Perry was mobbed by dozens of reporters at the Lincoln Day dinner, his first appearance as a candidate in the leadoff caucus state. He plans to hold private meetings with GOP elected officials as he travels around the state Monday and Tuesday in a motor coach splashed with his name and the slogan "Get America Working Again." On Tuesday, Perry plans to hold an economic roundtable with businesspeople in Dubuque.

"We're going to spend a lot of time in Iowa," Perry told reporters.

The reaction to Perry was a sharp contrast to another part of the room, where presidential hopeful Rick Santorum, a former Pennsylvania senator, moved through the crowd with less commotion.

Perry struggled to move from table to table. "It's going to be a big time," Perry told Cedar Falls Republican Jeanie Balthazor.

In the 24 hours between Perry's announcement in Charleston, S.C., and his arrival in Iowa, the ground had shifted profoundly.

Bachmann, a Minnesota congresswoman, beat her home-state rival Tim Pawlenty by more than 2-to-1 in the Iowa straw poll, an early test of caucus campaign strength. Pawlenty, a former two-term Minnesota governor, had put all his chips on a strong showing in the poll. But his distant third-place finish, behind Texas Rep.

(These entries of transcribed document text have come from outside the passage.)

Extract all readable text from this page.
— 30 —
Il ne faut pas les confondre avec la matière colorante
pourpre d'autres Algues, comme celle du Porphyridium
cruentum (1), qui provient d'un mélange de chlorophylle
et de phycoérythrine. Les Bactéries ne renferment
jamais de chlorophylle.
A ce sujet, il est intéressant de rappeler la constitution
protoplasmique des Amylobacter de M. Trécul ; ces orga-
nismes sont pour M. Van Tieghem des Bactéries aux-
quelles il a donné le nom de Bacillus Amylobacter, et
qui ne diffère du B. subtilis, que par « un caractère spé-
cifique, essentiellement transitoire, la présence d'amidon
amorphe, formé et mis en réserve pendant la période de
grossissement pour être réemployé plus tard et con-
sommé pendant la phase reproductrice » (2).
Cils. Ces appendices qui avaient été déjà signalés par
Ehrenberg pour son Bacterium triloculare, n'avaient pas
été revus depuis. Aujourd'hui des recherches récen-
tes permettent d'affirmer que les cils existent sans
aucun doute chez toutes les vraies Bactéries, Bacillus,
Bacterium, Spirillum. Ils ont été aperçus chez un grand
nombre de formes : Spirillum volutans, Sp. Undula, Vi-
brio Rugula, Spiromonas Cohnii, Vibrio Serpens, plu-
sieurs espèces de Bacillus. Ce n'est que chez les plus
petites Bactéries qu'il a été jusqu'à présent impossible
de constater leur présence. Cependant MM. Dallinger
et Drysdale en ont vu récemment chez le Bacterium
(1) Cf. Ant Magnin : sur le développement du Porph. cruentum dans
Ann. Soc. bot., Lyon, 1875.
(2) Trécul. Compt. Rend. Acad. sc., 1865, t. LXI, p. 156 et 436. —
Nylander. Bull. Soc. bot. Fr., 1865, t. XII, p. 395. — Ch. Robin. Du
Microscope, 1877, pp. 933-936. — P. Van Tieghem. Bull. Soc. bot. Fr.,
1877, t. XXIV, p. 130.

Ron Paul, prompted Pawlenty to quit the race Sunday morning.

Bachmann, on the other hand, rose sharply to the top of Iowa polls since launching her campaign in June and made an aggressive push for straw poll support with evangelical pastors and Christian home-school backers.

Bachmann waited on her campaign bus in the ballroom parking lot while Perry spoke at the fundraiser, and entered the hall to her trademark introduction theme, Elvis Presley's version of "Promised Land."

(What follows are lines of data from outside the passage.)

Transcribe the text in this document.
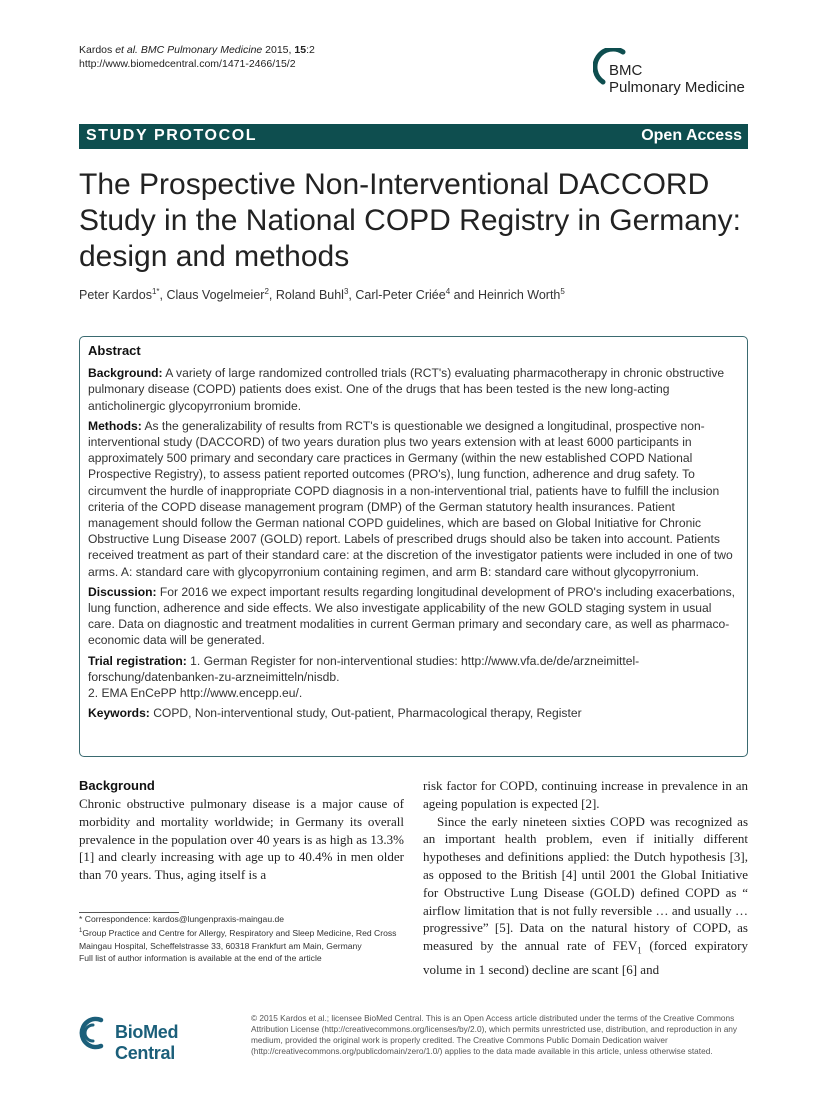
Kardos et al. BMC Pulmonary Medicine 2015, 15:2
http://www.biomedcentral.com/1471-2466/15/2	BMC
Pulmonary Medicine
STUDY PROTOCOL	Open Access
The Prospective Non-Interventional DACCORD Study in the National COPD Registry in Germany: design and methods
Peter Kardos$^{1*}$, Claus Vogelmeier$^2$, Roland Buhl$^3$, Carl-Peter Criée$^4$ and Heinrich Worth$^5$
Abstract

Background: A variety of large randomized controlled trials (RCT's) evaluating pharmacotherapy in chronic obstructive pulmonary disease (COPD) patients does exist. One of the drugs that has been tested is the new long-acting anticholinergic glycopyrronium bromide.

Methods: As the generalizability of results from RCT's is questionable we designed a longitudinal, prospective non-interventional study (DACCORD) of two years duration plus two years extension with at least 6000 participants in approximately 500 primary and secondary care practices in Germany (within the new established COPD National Prospective Registry), to assess patient reported outcomes (PRO's), lung function, adherence and drug safety. To circumvent the hurdle of inappropriate COPD diagnosis in a non-interventional trial, patients have to fulfill the inclusion criteria of the COPD disease management program (DMP) of the German statutory health insurances. Patient management should follow the German national COPD guidelines, which are based on Global Initiative for Chronic Obstructive Lung Disease 2007 (GOLD) report. Labels of prescribed drugs should also be taken into account. Patients received treatment as part of their standard care: at the discretion of the investigator patients were included in one of two arms. A: standard care with glycopyrronium containing regimen, and arm B: standard care without glycopyrronium.

Discussion: For 2016 we expect important results regarding longitudinal development of PRO's including exacerbations, lung function, adherence and side effects. We also investigate applicability of the new GOLD staging system in usual care. Data on diagnostic and treatment modalities in current German primary and secondary care, as well as pharmaco-economic data will be generated.

Trial registration: 1. German Register for non-interventional studies: http://www.vfa.de/de/arzneimittel-forschung/datenbanken-zu-arzneimitteln/nisdb.

2. EMA EnCePP http://www.encepp.eu/.

Keywords: COPD, Non-interventional study, Out-patient, Pharmacological therapy, Register

Background
Chronic obstructive pulmonary disease is a major cause of morbidity and mortality worldwide; in Germany its overall prevalence in the population over 40 years is as high as 13.3% [1] and clearly increasing with age up to 40.4% in men older than 70 years. Thus, aging itself is a

risk factor for COPD, continuing increase in prevalence in an ageing population is expected [2].

Since the early nineteen sixties COPD was recognized as an important health problem, even if initially different hypotheses and definitions applied: the Dutch hypothesis [3], as opposed to the British [4] until 2001 the Global Initiative for Obstructive Lung Disease (GOLD) defined COPD as “ airflow limitation that is not fully reversible … and usually …progressive” [5]. Data on the natural history of COPD, as measured by the annual rate of $FEV_1$ (forced expiratory volume in 1 second) decline are scant [6] and

* Correspondence: kardos@lungenpraxis-maingau.de
$^1$Group Practice and Centre for Allergy, Respiratory and Sleep Medicine, Red Cross Maingau Hospital, Scheffelstrasse 33, 60318 Frankfurt am Main, Germany
Full list of author information is available at the end of the article
BioMed Central
© 2015 Kardos et al.; licensee BioMed Central. This is an Open Access article distributed under the terms of the Creative Commons Attribution License (http://creativecommons.org/licenses/by/2.0), which permits unrestricted use, distribution, and reproduction in any medium, provided the original work is properly credited. The Creative Commons Public Domain Dedication waiver (http://creativecommons.org/publicdomain/zero/1.0/) applies to the data made available in this article, unless otherwise stated.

A vocal opponent of the deal reached in Congress to raise the national debt ceiling, Bachmann sought to broaden her appeal to include budget hawks and noted her tea-party backing to project herself as appealing to a range of voters.

"It's a movement coming together. It's a movement of social conservatives, a movement of fiscal conservatives, particularly on the debt ceiling issue," she said.

But she also stressed her opposition to abortion rights and gay marriage, issues Perry did not touch in his remarks.

"Without social conservatives it will be very difficult to beat Barack Obama in 2012," Bachmann said.

On Sunday, Gallup's daily tracking poll had President Barack Obama's approval rating at 39 percent, his lowest in more than a year.

Bachmann and Paul, the libertarian favorite, combined to receive more than 60 percent of the vote at the straw poll, sending a strong anti-establishment message from Iowa's GOP activist base.

The New York Times reports that Grassley suggested the primary race unfolding "very fluid." He added, "From here on, you are shooting with real bullets."